Grameen Telecom boss and Nobel laureate Dr Muhammad Yunus has defended himself in court in a case tied to the violation of labour laws, saying he has not “committed any crime”.
Responding to a question on Thursday, he said: “I’m not the owner of this organisation. My idealistic programme had no flaws.”
“Some mistakes might happen while doing such a huge task. We are not angels. But if something wrong happened, it was not intentional.”
He arrived at the Department of Labour in Dhaka around noon on Thursday and had to use the staircase to reach the court on the fifth floor of the building as the lift has been out of service for several months.
The hearing commenced around 1pm. The judge permitted Yunus to sit but he stood up once the hearing started.

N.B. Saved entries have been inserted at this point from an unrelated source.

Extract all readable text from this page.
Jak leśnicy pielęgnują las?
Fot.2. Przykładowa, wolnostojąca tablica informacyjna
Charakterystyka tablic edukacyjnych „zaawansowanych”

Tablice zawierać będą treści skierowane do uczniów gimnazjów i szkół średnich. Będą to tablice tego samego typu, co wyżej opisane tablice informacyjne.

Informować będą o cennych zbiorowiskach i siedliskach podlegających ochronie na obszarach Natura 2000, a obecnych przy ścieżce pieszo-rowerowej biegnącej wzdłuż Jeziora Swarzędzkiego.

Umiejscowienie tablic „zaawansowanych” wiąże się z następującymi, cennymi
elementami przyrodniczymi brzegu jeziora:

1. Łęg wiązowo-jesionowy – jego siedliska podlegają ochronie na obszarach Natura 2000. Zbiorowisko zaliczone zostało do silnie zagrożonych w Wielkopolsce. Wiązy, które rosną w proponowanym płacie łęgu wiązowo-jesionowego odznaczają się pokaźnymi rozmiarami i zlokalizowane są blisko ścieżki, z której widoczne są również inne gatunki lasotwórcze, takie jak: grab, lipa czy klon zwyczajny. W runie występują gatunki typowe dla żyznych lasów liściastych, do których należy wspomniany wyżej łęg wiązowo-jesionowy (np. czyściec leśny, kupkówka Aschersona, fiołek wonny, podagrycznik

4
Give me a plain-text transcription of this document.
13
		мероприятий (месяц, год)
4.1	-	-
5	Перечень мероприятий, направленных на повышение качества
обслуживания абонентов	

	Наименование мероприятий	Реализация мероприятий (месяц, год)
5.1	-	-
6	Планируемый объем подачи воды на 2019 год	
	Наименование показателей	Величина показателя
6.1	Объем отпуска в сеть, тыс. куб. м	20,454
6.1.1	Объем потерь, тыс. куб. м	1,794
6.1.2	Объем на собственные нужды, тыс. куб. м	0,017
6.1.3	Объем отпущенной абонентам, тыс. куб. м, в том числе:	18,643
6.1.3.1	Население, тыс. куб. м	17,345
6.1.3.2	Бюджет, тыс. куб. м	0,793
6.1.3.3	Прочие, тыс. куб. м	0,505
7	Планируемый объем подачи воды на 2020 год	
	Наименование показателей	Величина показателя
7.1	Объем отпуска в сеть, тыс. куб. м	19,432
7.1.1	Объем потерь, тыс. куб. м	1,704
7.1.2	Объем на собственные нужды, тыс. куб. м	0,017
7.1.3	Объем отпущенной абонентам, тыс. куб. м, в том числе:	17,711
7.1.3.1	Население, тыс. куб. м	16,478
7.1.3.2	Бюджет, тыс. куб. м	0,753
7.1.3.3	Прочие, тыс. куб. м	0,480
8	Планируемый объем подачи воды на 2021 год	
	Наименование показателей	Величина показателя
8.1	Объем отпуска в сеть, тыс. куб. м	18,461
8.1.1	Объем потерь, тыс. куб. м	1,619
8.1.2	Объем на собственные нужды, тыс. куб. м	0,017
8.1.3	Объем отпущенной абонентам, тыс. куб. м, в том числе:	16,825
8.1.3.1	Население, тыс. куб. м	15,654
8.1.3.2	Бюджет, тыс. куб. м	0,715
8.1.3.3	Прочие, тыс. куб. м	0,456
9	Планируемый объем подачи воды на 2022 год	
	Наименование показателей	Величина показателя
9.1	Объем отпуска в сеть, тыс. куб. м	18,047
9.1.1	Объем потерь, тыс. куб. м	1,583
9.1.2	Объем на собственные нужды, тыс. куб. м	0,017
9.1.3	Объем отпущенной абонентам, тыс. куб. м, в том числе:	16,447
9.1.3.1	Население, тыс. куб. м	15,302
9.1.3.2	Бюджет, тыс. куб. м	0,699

The defence submitted a 28-page statement.
The others named in the case are Grameen Telecom Managing Director Ashraful Hasan and directors Nurjahan Begum and Md Shahjahan. They pleaded not guilty in court.
In the written statement, the accused said Yunus forged more than 50 social organisations, including Grameen Bank, in the country, and he owns no shares himself in any of those companies. So, he does not get any share of the profits these organisations make.
Yunus constructed business models for whichever social issues related to poverty, education and health in the country, according to the statement.
“He [Yunus] spent a lot of time behind such business ideas and models but never engaged in proprietorship in any of it. He does not even have land, houses or cars under his name in this country or abroad,” it added.
The defence challenged authorities to name one other person or organisation with “the impact” Yunus had created and “human resources” he assembled.
The statement also referred to the Company Act to elaborate why the case was not valid and pleaded for the acquittal of the accused.
Yunus did not say a word in the hour-long hearing and later spoke to reporters at the court premises.
Judge Shaikh Merina Sultana of Dhaka’s Third Labour Court set Nov 16 for presenting argument in the case as per the Labour Act.
Lawyer Abdullah Al Mamun represented Yunus during the hearing on Thursday, while advocate Khurshid Alam Khan of the Anti-Corruption Commission represented the state.
On Sept 9, 2021, Yunus and three others were named in a case filed against Grameen Communications with a labour court by Labour Inspector Arifuzzaman of the Department of Inspection for Factories and Establishments.
All four people named in the case have testified. The plaintiff and first witness in the case testified on Oct 1. The fourth witness in the case testified on Nov 6.
The charges against them include failure to provide employees with appointment letters, to get work schedules approved by the authorities, and to submit annual and half-yearly returns.